As a consequence, the board has hired Matthews, Cutrer and Lindsay, an accounting analytics firm, to assess the university’s finances between fiscal year 2012 and fiscal year 2016.
The university’s adjusted cash flow surplus decreased from $17 million to a deficit of $25 million — almost 150 percent. This cash flow is key to servicing institutional debt, but with the university hemorrhaging money, the deficit is on trajectory to only deepen.
“This information is deeply concerning,” said Doug Rouse, president of the IHL board, “and we’ve been talking about housing and some other things at Jackson State (University). I don’t really have anything left to say. It’s very concerning. We will have some decisions that will be made.”
On Tuesday, President Carolyn Meyers of Jackson State University sent an email to students, faculty and staff that touts the achievements of the university under her five-year tenure including a growing student population and expansions in programs. JSU currently enrolls 9,508 students.

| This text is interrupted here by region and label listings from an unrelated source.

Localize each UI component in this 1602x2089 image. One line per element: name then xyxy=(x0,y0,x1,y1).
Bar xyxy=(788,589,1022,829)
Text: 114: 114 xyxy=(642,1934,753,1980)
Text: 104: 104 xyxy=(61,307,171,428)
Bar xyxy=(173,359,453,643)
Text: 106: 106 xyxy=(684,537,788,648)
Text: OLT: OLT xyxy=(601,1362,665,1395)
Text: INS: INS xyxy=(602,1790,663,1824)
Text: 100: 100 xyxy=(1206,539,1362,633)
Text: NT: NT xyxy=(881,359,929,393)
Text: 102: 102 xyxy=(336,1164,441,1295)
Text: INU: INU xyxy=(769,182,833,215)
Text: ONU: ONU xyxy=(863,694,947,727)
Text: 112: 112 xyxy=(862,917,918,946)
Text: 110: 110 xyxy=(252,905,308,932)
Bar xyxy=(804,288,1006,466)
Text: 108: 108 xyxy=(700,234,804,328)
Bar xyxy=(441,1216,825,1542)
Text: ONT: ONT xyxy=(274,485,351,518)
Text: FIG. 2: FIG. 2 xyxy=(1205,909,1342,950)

“The issue with us of course is that we want to make sure that JSU’s students are taken care of,” said Glenn Boyce, commissioner of Higher Education. “We want to make sure that the quality education that (Jackson State University) has been providing for many years continues to be provided. The thing that we absolutely want to find out is, how did this happen? Are there structural problems that need to be changed?”
The board requested an expense management plan in June 2015, but did not receive a feasible plan.

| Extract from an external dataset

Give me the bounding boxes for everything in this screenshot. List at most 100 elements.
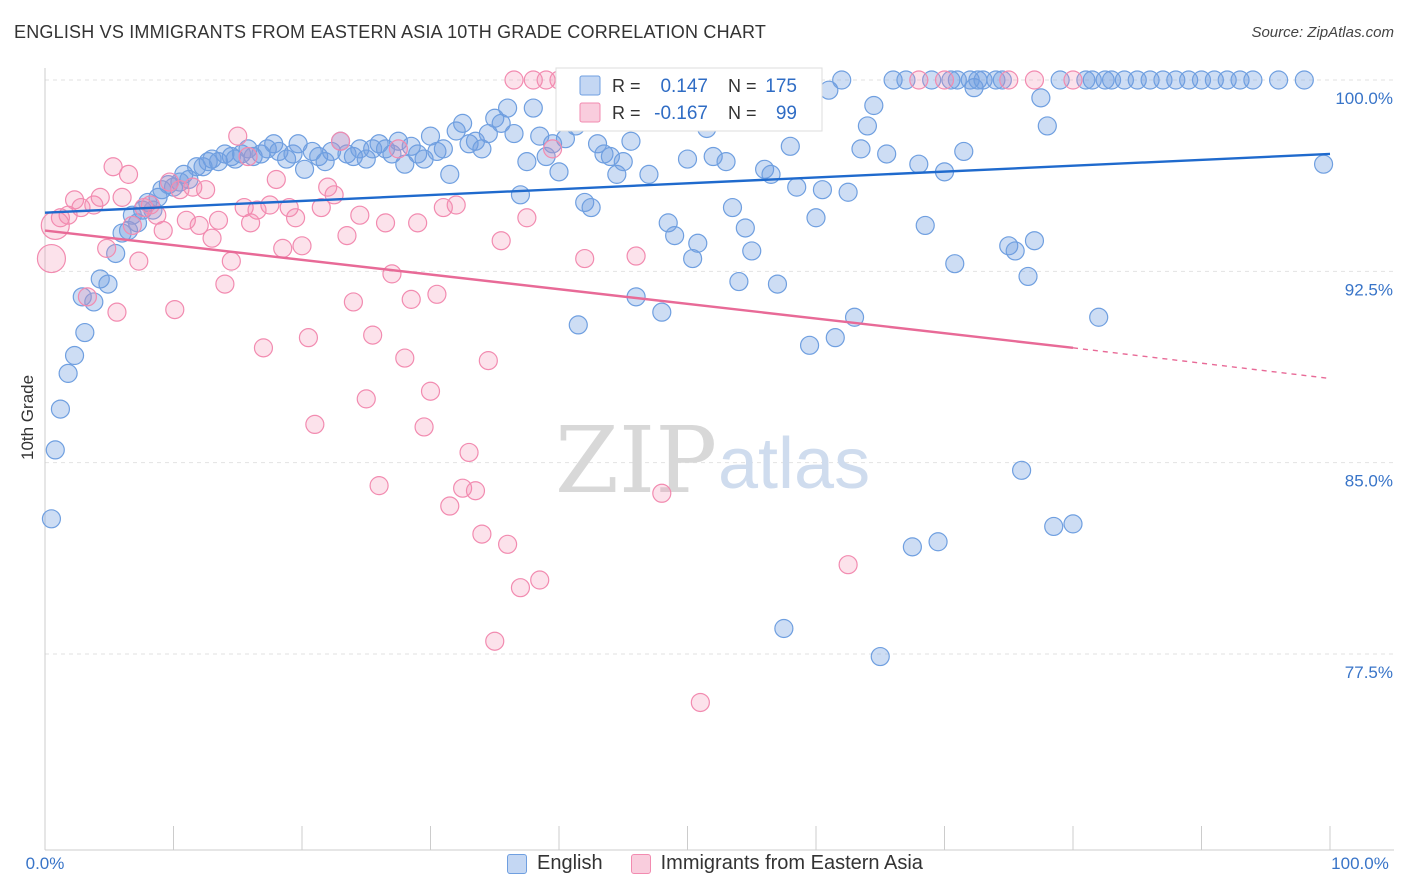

Jackson State University sent out a press release four hours after the meeting stating that the institution is aware of its financial issues.
“It is important to emphasize that the news release from IHL applies to the university’s cash reserves – its savings account,” the release stated. “This in no way affects the daily operating budget of the university. At no time, past or present, has the university been under any threat of insolvency.”

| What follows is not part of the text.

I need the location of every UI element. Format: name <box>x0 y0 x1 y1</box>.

To generate savings, the release indicates, JSU is keeping unfilled education and general-funded positions vacant, limiting travel, holding revenue and retrofitting residence halls with energy conservation lighting. According to the press release, they are projecting that these actions will add $10 million to cash reserves by the end of the fiscal year, on June 30, 2017.
“This is not uncommon,” said Olivia Goodheart, spokesperson for JSU. “This has happened at other state universities in the past, and they recovered so this is not an unusual circumstance.”
The accounting firm Matthews, Cutrer and Lindsay’s work will be completed in two phases, said Caron Blanton, IHL spokesperson. The duration of the project is unknown.
The first phase will be a review of JSU’s current financial condition. The firm will set weekly meetings and objectives with IHL staff, develop a month-to-month budget to determine consumption rates, review current cost saving measures, estimate yearly tuition cash collections, determine the liquidity of receivables and develop a target budget to preserve working capital.
The second phase will be developing a new cost saving proposal. The firm will review data from federal grant closeouts, administrative overhead, support staff overhead, auxiliary operations, sustainability of academic program offerings and branch locations, utility costs and contractual obligations.